Are Employees Starting To Feel Comfortable Returning To The Office? You Make The Call

Employee comfort about returning to the office has increased according to survey results from the Conference Board. In January 2022, only 71 percent of workers said they were comfortable returning to the office. In March 2022 that number increased to 82 percent.

According to the recent survey, 75 percent of workers in the U.S. said returning to the workplace will increase networking opportunities and build relationships. Seventy-two percent of workers said returning to the office will enhance collaboration, and 70 percent thought it would help maintain company culture.

A report from September 2021 found employees felt more isolated from their employers during the pandemic. Fifty-one percent of people working remotely had concerns about limited connections with their colleagues, and 47 percent were worried about the boundary between work and personal life becoming blurred.

Work-life balance was a big issue for those surveyed. Over a third of respondents said the constant expectation to be available made them anxious, and 32 percent said the same about increased hours and workloads. Experts say remote work may provide a better work-life balance for some, but the lack of clear boundaries between work and personal time may increase stress and burnout for others.

More workers may be comfortable returning to the office, but there are some drawbacks. One third of respondents are worried about the time and cost of commuting; 26 percent are afraid of contracting COVID-19 at the office; 41 percent are concerned about mental health decreasing; 38 percent are concerned about decreased engagement and morale; and 41 percent fear burnout will increase. Bhavna Sarin "Employees increasingly willing to return to office: Survey" (May 02, 2022).

So, the question for our readers is: Are your employees getting comfortable with returning to the office?

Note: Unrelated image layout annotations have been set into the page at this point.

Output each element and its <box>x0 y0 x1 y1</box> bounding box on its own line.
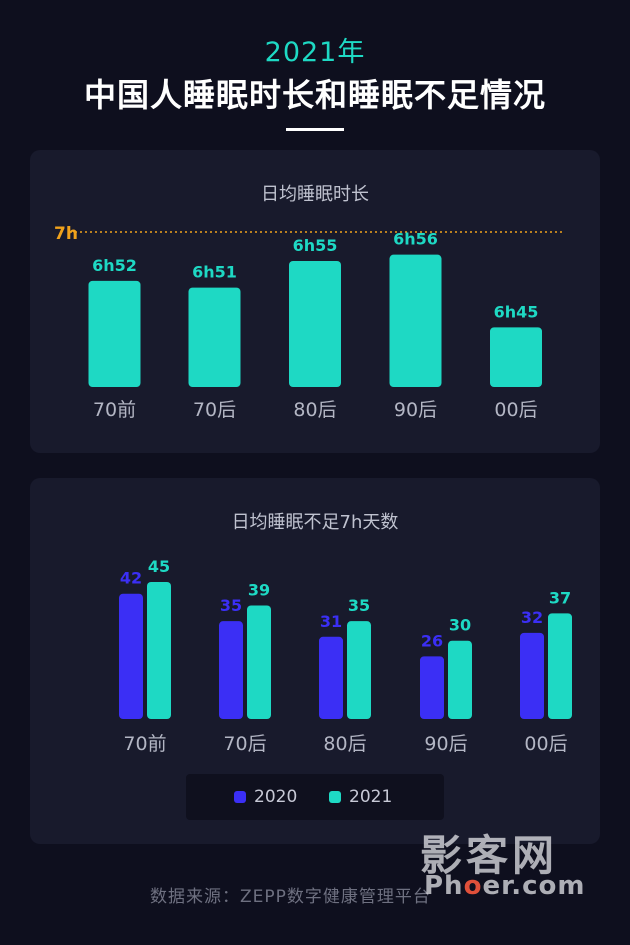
value-label-70后-2021: 39 <box>248 580 270 599</box>
bar-70前-2021 <box>147 582 171 719</box>
sleep-duration-chart: 7h 6h52 70前 6h51 70后 6h55 80后 6h56 90后 6h45 00后 <box>54 224 565 421</box>
value-label-00后-2021: 37 <box>549 588 571 607</box>
value-label-70前-2021: 45 <box>148 557 170 576</box>
legend-label-2020: 2020 <box>254 787 298 807</box>
category-label-00后: 00后 <box>494 399 537 421</box>
value-label-80后-2020: 31 <box>320 612 342 631</box>
sleep-duration-chart-title: 日均睡眠时长 <box>261 184 369 205</box>
bar-70后-2020 <box>219 621 243 719</box>
watermark-url: Phoer.com <box>424 871 586 901</box>
value-label-80后: 6h55 <box>293 236 338 255</box>
category-label-70后: 70后 <box>223 733 266 755</box>
reference-line-label: 7h <box>54 224 78 244</box>
value-label-00后: 6h45 <box>494 302 539 321</box>
category-label-80后: 80后 <box>293 399 336 421</box>
value-label-80后-2021: 35 <box>348 596 370 615</box>
bar-00后-2021 <box>548 613 572 719</box>
bar-80后-2020 <box>319 636 343 719</box>
value-label-90后-2021: 30 <box>449 616 471 635</box>
category-label-70后: 70后 <box>193 399 236 421</box>
category-label-00后: 00后 <box>524 733 567 755</box>
bar-90后-2020 <box>420 656 444 719</box>
sleep-deficit-chart: 42 45 70前 35 39 70后 31 35 80后 26 30 90后 32 37 00后 <box>119 557 572 755</box>
sleep-duration-panel: 日均睡眠时长 7h 6h52 70前 6h51 70后 6h55 80后 6h56 90后 6h4… <box>30 150 600 453</box>
category-label-80后: 80后 <box>323 733 366 755</box>
page-title: 中国人睡眠时长和睡眠不足情况 <box>83 76 546 114</box>
legend-item-2021: 2021 <box>329 787 392 807</box>
legend-swatch-2021 <box>329 791 341 803</box>
bar-70前-2020 <box>119 593 143 719</box>
value-label-70后-2020: 35 <box>220 596 242 615</box>
value-label-70后: 6h51 <box>192 263 237 282</box>
title-underline <box>286 128 344 131</box>
year-label: 2021年 <box>264 37 366 68</box>
legend-label-2021: 2021 <box>349 787 393 807</box>
bar-70后 <box>188 287 241 387</box>
value-label-70前: 6h52 <box>92 256 137 275</box>
value-label-00后-2020: 32 <box>521 608 543 627</box>
bar-80后-2021 <box>347 621 371 719</box>
watermark-logo: 影客网 <box>420 831 559 880</box>
bar-90后 <box>389 254 442 387</box>
bar-90后-2021 <box>448 640 472 719</box>
category-label-70前: 70前 <box>93 399 136 421</box>
bar-80后 <box>289 261 341 387</box>
category-label-70前: 70前 <box>123 733 166 755</box>
legend-swatch-2020 <box>234 791 246 803</box>
data-source: 数据来源：ZEPP数字健康管理平台 <box>150 887 431 907</box>
category-label-90后: 90后 <box>394 399 437 421</box>
value-label-70前-2020: 42 <box>120 569 142 588</box>
bar-70后-2021 <box>247 605 271 719</box>
sleep-deficit-chart-title: 日均睡眠不足7h天数 <box>231 512 399 533</box>
legend-item-2020: 2020 <box>234 787 297 807</box>
bar-70前 <box>88 280 141 387</box>
sleep-deficit-panel: 日均睡眠不足7h天数 42 45 70前 35 39 70后 31 35 80后 26 30 90后 3… <box>30 478 600 844</box>
legend: 2020 2021 <box>186 774 444 820</box>
bar-00后 <box>490 327 542 387</box>
bar-00后-2020 <box>520 632 544 719</box>
category-label-90后: 90后 <box>424 733 467 755</box>
value-label-90后-2020: 26 <box>421 631 443 650</box>
value-label-90后: 6h56 <box>393 230 438 249</box>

Please take the poll. Subscribe and listen to our RiskTrendsTM Trusted Insight Podcast to hear discussions regarding the responses of our readers to the poll question in our weekly "You Make The Call" articles, as well as discussions on other emerging workplace risks.

Here is the opinion of one of the McCalmon editorial staff:


Jack McCalmon, Esq.

I imagine that as more time passes, more employees will become comfortable with returning to the office on certain days. On the other hand, employers that require employees to be at work full-time even though it is not necessary versus a hybrid model that allows employees to work at home during certain days of the week will find recruiting more difficult and experience higher turnover.